OSCAR WATCHING: While a lot of us will be watching the Academy Awards on Sunday waiting to see if “CODA” beats “The Power of the Dog” for Best Picture, Belinda Karazija is going to rooting for another movie entirely. That’s “Flee,” a Danish animated documentary by director Jonas Poher Rasmussen that’s nominated in a historic three categories: Best Documentary Feature, Best Animated Feature and Best International Feature.

But that’s not why Karazija is pulling for the movie about a gay Afghan refugee fleeing for Denmark. It’s because the director used two songs in the film by the Icelandic electronica music project Low Roar, led by her son, Ryan Karazija. He grew up in San Jose and graduated from Lincoln High School before gaining musical notice in the Bay Area with Oakland-based Audrye Sessions. He moved to Iceland about a decade ago.
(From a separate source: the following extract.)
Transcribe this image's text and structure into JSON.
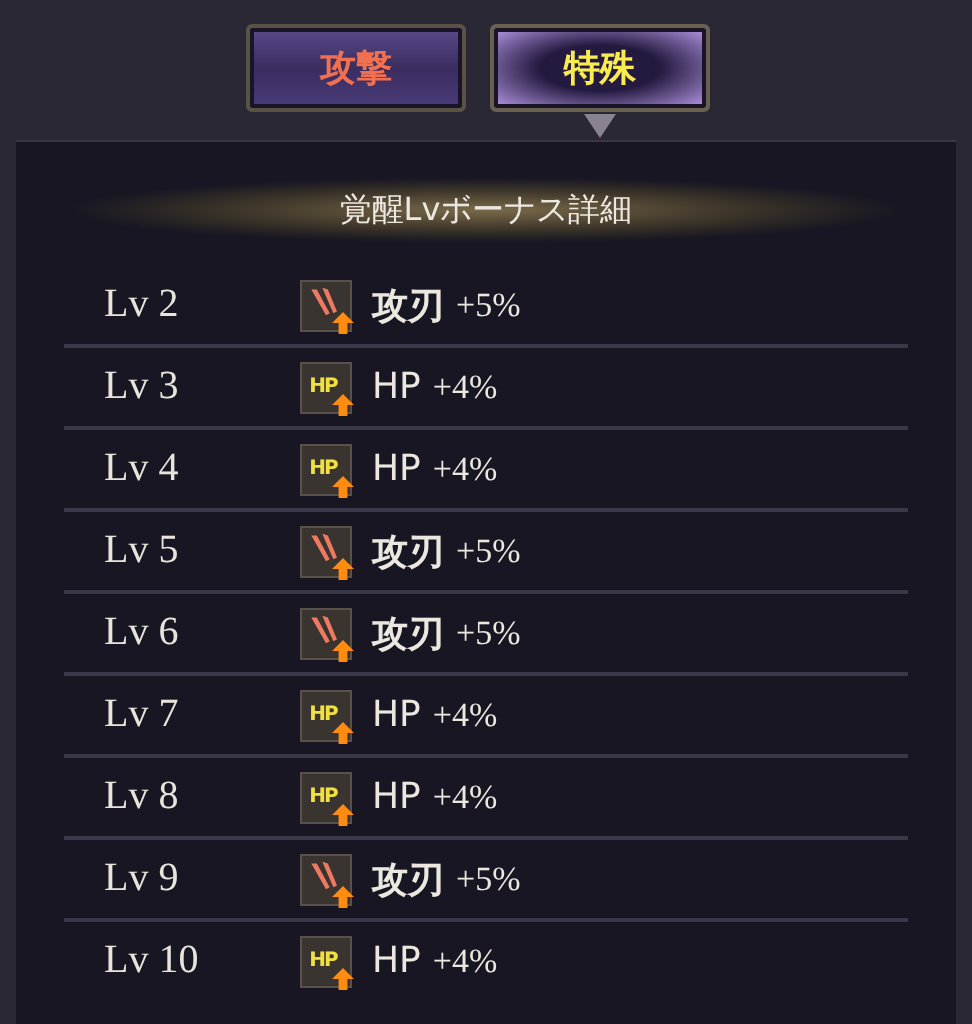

GRADUATION PARTY: There was a lot to celebrate at Cristo Rey San Jose Jesuit High School’s Rey of Hope scholarship event held Thursday night on the East San Jose campus. First, by having the event back in-person again for the first time since the COVID-19 pandemic, the audience was able to enjoy rousing performances by the school’s Cielito Lindo Folklorico group and its Filipino Student Association.

But the biggest applause was reserved for the announcement by President Silvia Scandar Mahan that the school, which was founded in 2014 to help first-generation students reach their college goals, had its first three college grads, with more on the way including keynote speaker Kaela Quinto, a Cristo Rey alum who will graduate from Santa Clara University this year.

The event surpassed its fundraising goals by bringing in more than $1.1 million, which included a $50,000 matching gift from Catherine and Nicholas Noviello.

HUNTING FOR TREASURES: Mark your calendar for Preservation Action Council’s spring rummage and salvage sale, taking place April 1 and 2 at 260 S. 13th St. in San Jose. It’s pretty much the most interesting garage sale you can visit, and there’s even a special section of San Jose memorabilia.

The sale runs 9 a.m. to 6 p.m. on April 1 and 9 a.m. to 1 p.m. on April 2. The second day will include a special guest, too: Anne Ewbank, an editor and food writer for Atlas Obscura, that fascinating compendium of everything weird in the world. A transplant from New York City during the pandemic — take that, California Exodus — Ewbank will no doubt have her ears open for some of San Jose’s best hidden gems among the city’s dining spots. There’s more information at www.preservation.org.